Aukse Miliukaite (b. 1990) studied at the University of the Arts in London and the Vilnius Academy of Arts. She has held several solo shows and is an active participant of group exhibitions, artistic projects, workshops and plein-air sessions. The artist draws inspiration for her expressive multi-coloured canvases from painting and its history. In her work, Miliukaite includes several layers of historical painting production – works by Henri Matisse, Paul Gauguin, Paul Cézanne, Camille Corot, Jean-Baptiste-Siméon Chardin and other artists. She adds elements of contemporary visual culture to historical compositions and constructs new narratives from details belonging to different periods, gives so-far-unknown meanings to famous classical works and provides them with new contexts. Manipulating the material of art history and faking it in a certain way, Miliukaite explores the life of a work of art since the moment of its creation and analyses how a work becomes encrusted with legends and myths and how its meaning changes in the course of time.
Analysing the changes in the semantic field of painting, the artist emphasises the role of the users – viewers – of the work and asserts that it is their intentions rather than those of its creator that the content of artworks depends on. By constructing unexpected paradoxical visual situations, she provokes the viewers to get involved in an intellectual game and break the traditional rules of reading an artwork, to take a different view of the images that seem to have stuck in memory, to expand these images with their own stories, relate them with their own experiences and find themselves in the picture.

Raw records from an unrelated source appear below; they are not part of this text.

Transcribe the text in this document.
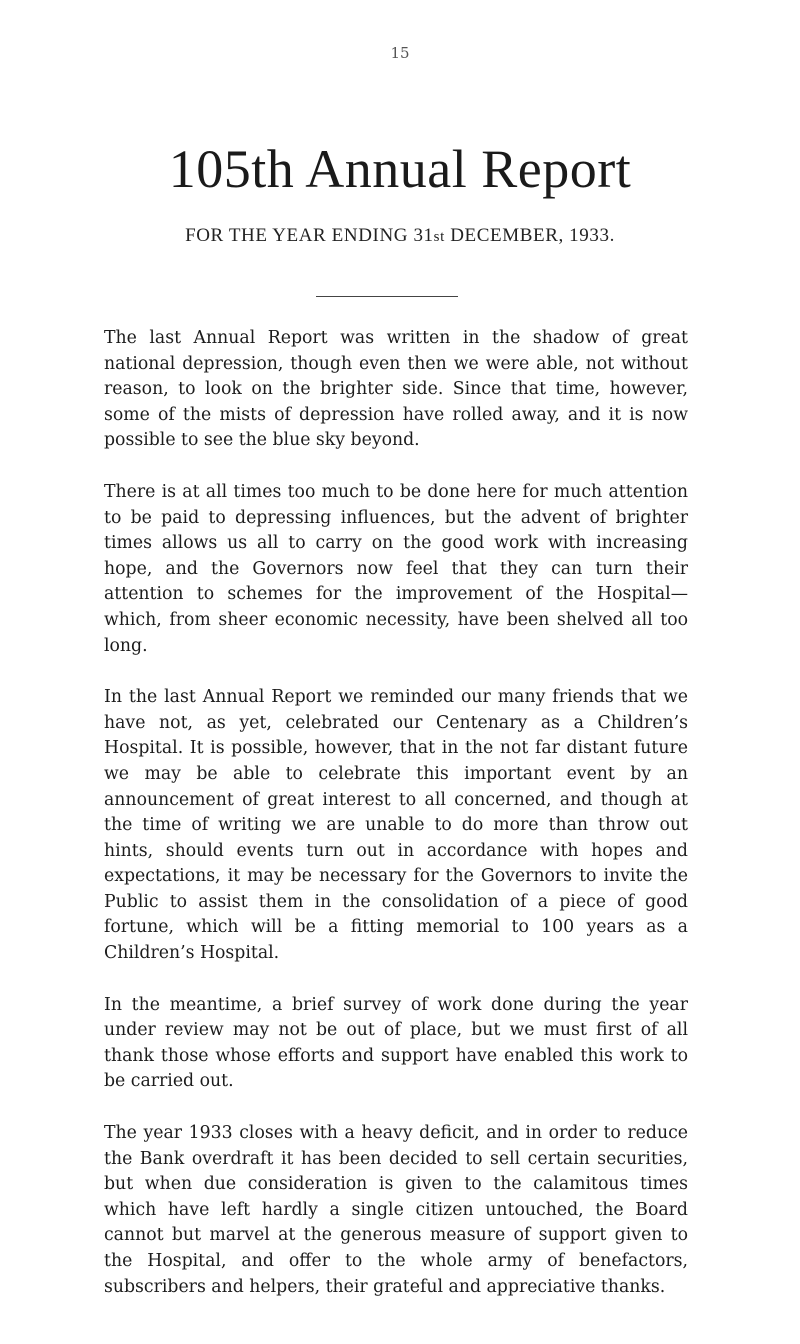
15
105th Annual Report
FOR THE YEAR ENDING 31st DECEMBER, 1933.

The last Annual Report was written in the shadow of great national depression, though even then we were able, not without reason, to look on the brighter side. Since that time, however, some of the mists of depression have rolled away, and it is now possible to see the blue sky beyond.

There is at all times too much to be done here for much attention to be paid to depressing influences, but the advent of brighter times allows us all to carry on the good work with increasing hope, and the Governors now feel that they can turn their attention to schemes for the improvement of the Hospital— which, from sheer economic necessity, have been shelved all too long.

In the last Annual Report we reminded our many friends that we have not, as yet, celebrated our Centenary as a Children’s Hospital. It is possible, however, that in the not far distant future we may be able to celebrate this important event by an announcement of great interest to all concerned, and though at the time of writing we are unable to do more than throw out hints, should events turn out in accordance with hopes and expectations, it may be necessary for the Governors to invite the Public to assist them in the consolidation of a piece of good fortune, which will be a fitting memorial to 100 years as a Children’s Hospital.

In the meantime, a brief survey of work done during the year under review may not be out of place, but we must first of all thank those whose efforts and support have enabled this work to be carried out.

The year 1933 closes with a heavy deficit, and in order to reduce the Bank overdraft it has been decided to sell certain securities, but when due consideration is given to the calamitous times which have left hardly a single citizen untouched, the Board cannot but marvel at the generous measure of support given to the Hospital, and offer to the whole army of benefactors, subscribers and helpers, their grateful and appreciative thanks.
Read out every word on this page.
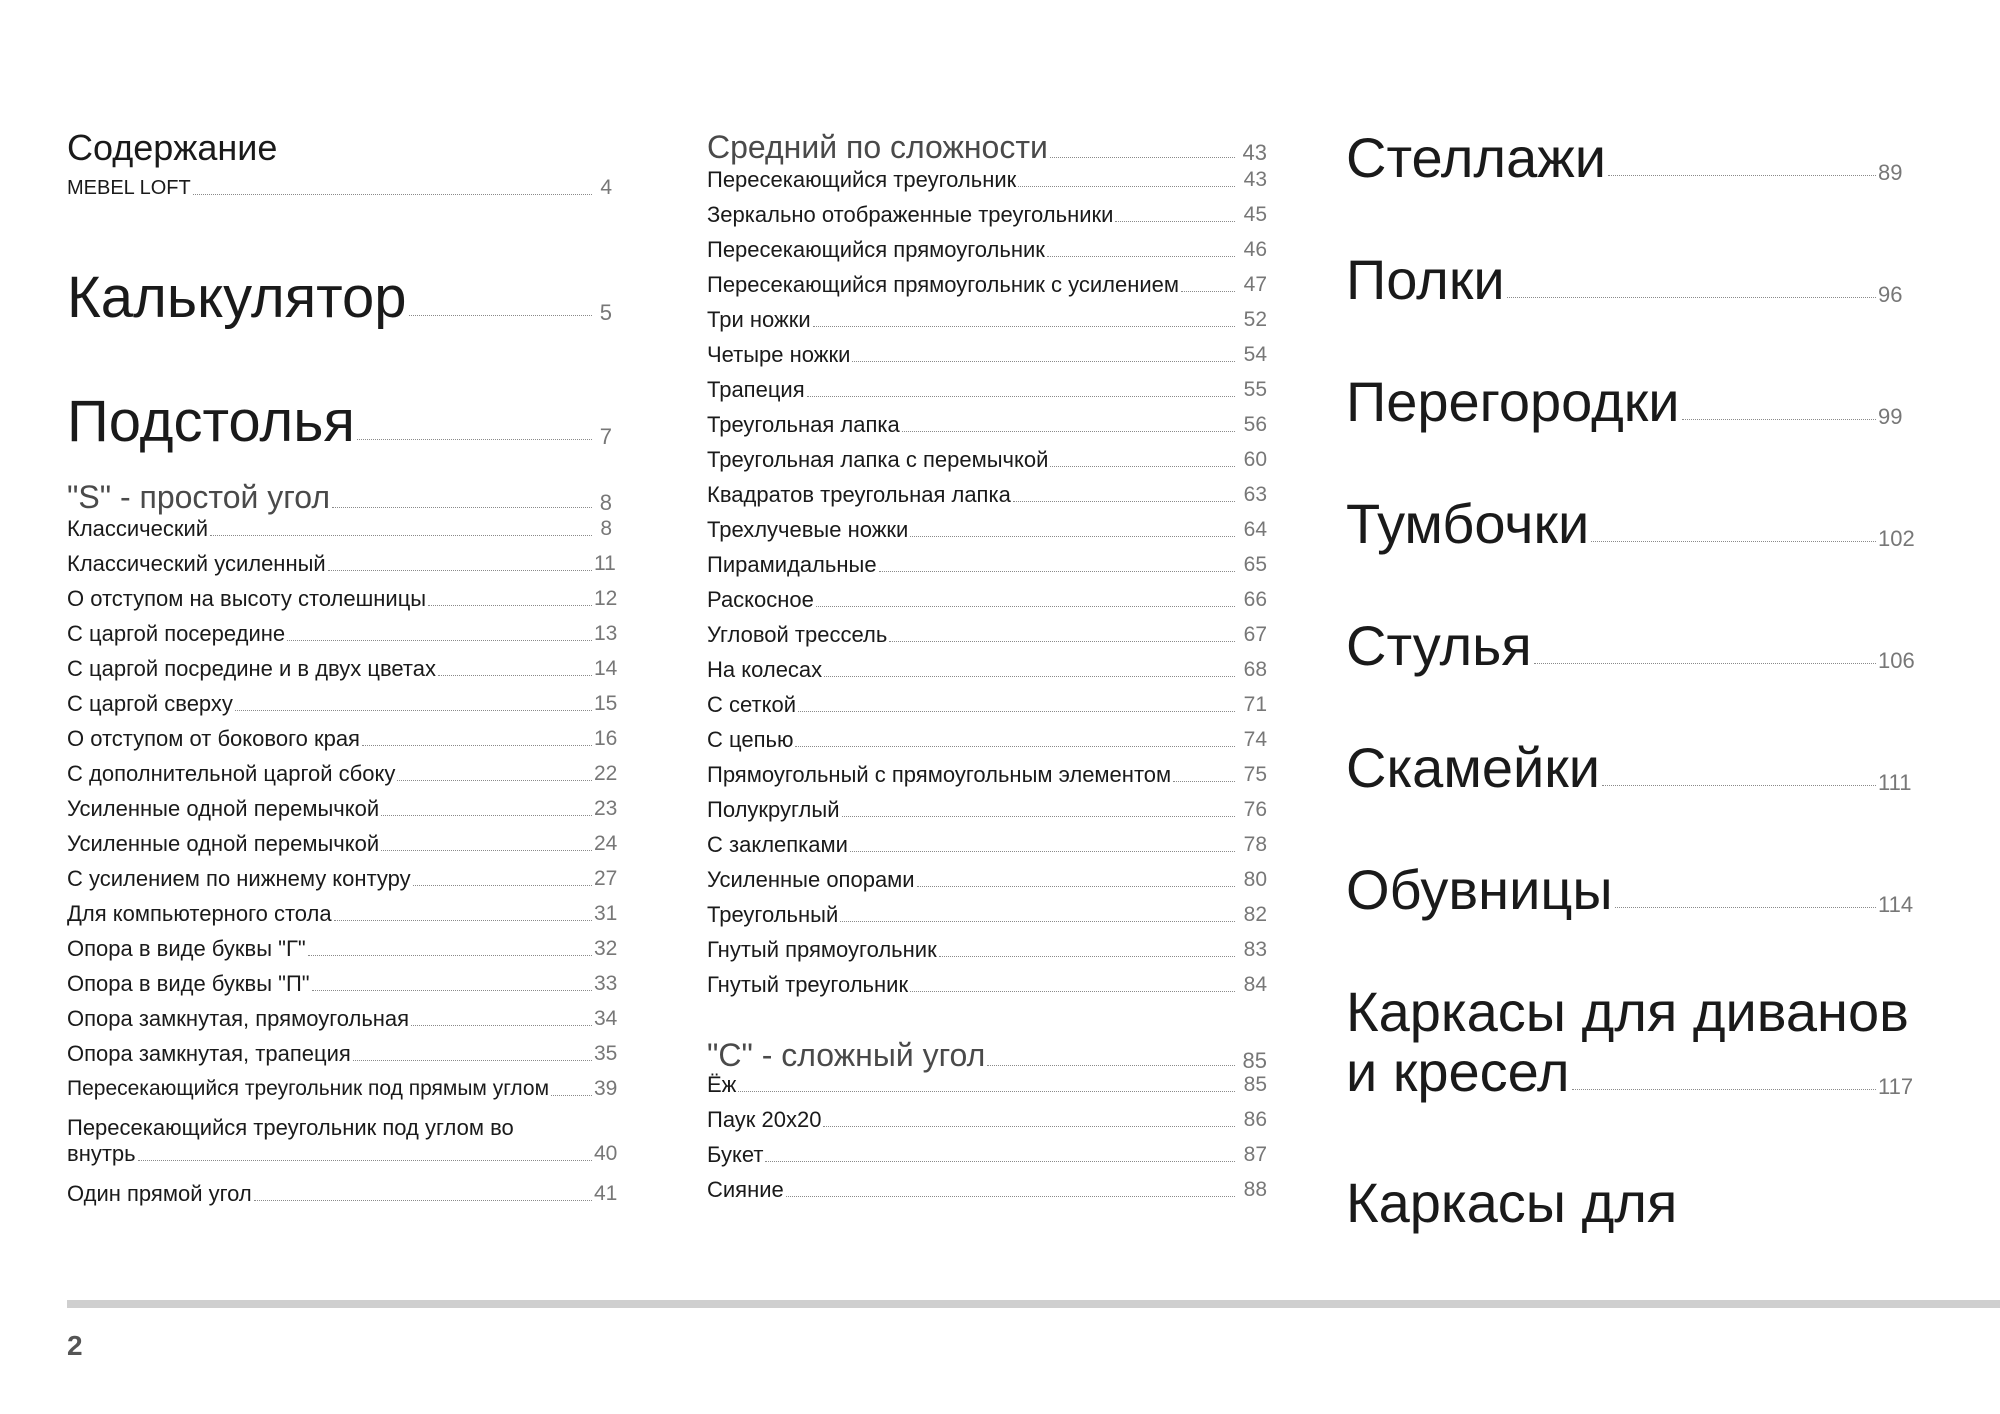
Содержание
MEBEL LOFT	4
Калькулятор	5
Подстолья	7
"S" - простой угол	8
Классический	8
Классический усиленный	11
О отступом на высоту столешницы	12
С царгой посередине	13
С царгой посредине и в двух цветах	14
С царгой сверху	15
О отступом от бокового края	16
С дополнительной царгой сбоку	22
Усиленные одной перемычкой	23
Усиленные одной перемычкой	24
С усилением по нижнему контуру	27
Для компьютерного стола	31
Опора в виде буквы "Г"	32
Опора в виде буквы "П"	33
Опора замкнутая, прямоугольная	34
Опора замкнутая, трапеция	35
Пересекающийся треугольник под прямым углом 39
Пересекающийся треугольник под углом во
внутрь	40
Один прямой угол	41
Средний по сложности	43
Пересекающийся треугольник	43
Зеркально отображенные треугольники	45
Пересекающийся прямоугольник	46
Пересекающийся прямоугольник с усилением	47
Три ножки	52
Четыре ножки	54
Трапеция	55
Треугольная лапка	56
Треугольная лапка с перемычкой	60
Квадратов треугольная лапка	63
Трехлучевые ножки	64
Пирамидальные	65
Раскосное	66
Угловой трессель	67
На колесах	68
С сеткой	71
С цепью	74
Прямоугольный с прямоугольным элементом	75
Полукруглый	76
С заклепками	78
Усиленные опорами	80
Треугольный	82
Гнутый прямоугольник	83
Гнутый треугольник	84
"C" - сложный угол	85
Ёж	85
Паук 20х20	86
Букет	87
Сияние	88
Стеллажи	89
Полки	96
Перегородки	99
Тумбочки	102
Стулья	106
Скамейки	111
Обувницы	114
Каркасы для диванов
и кресел	117
Каркасы для
2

Alongside, Miliukaite presents some insights into contemporary image culture and its spread: built according to the principle of free association, her works reflect a many-faceted and unwieldy stream of contemporary visual information.
Another important aspect of Miliukaite’s work is criticism of art institutions. Making free use of historical paintings, the artist challenges authorities on art, criticises the mechanism of creative influences and questions the role of art institutions. She also addresses the question of originality of a work of art and the author’s status. In the painter’s works, great artists and their pictures lose their immunity and sacrality of a museum piece and turn into raw material helping Miliukaitė reveal the possibilities of painting as a medium, tame the expression of painting and discover new aesthetic and narrative solutions. Thus, the painter not only strikes a dialogue with the history of painting, but also uses it as a commentary to describe her own situation as a young artist.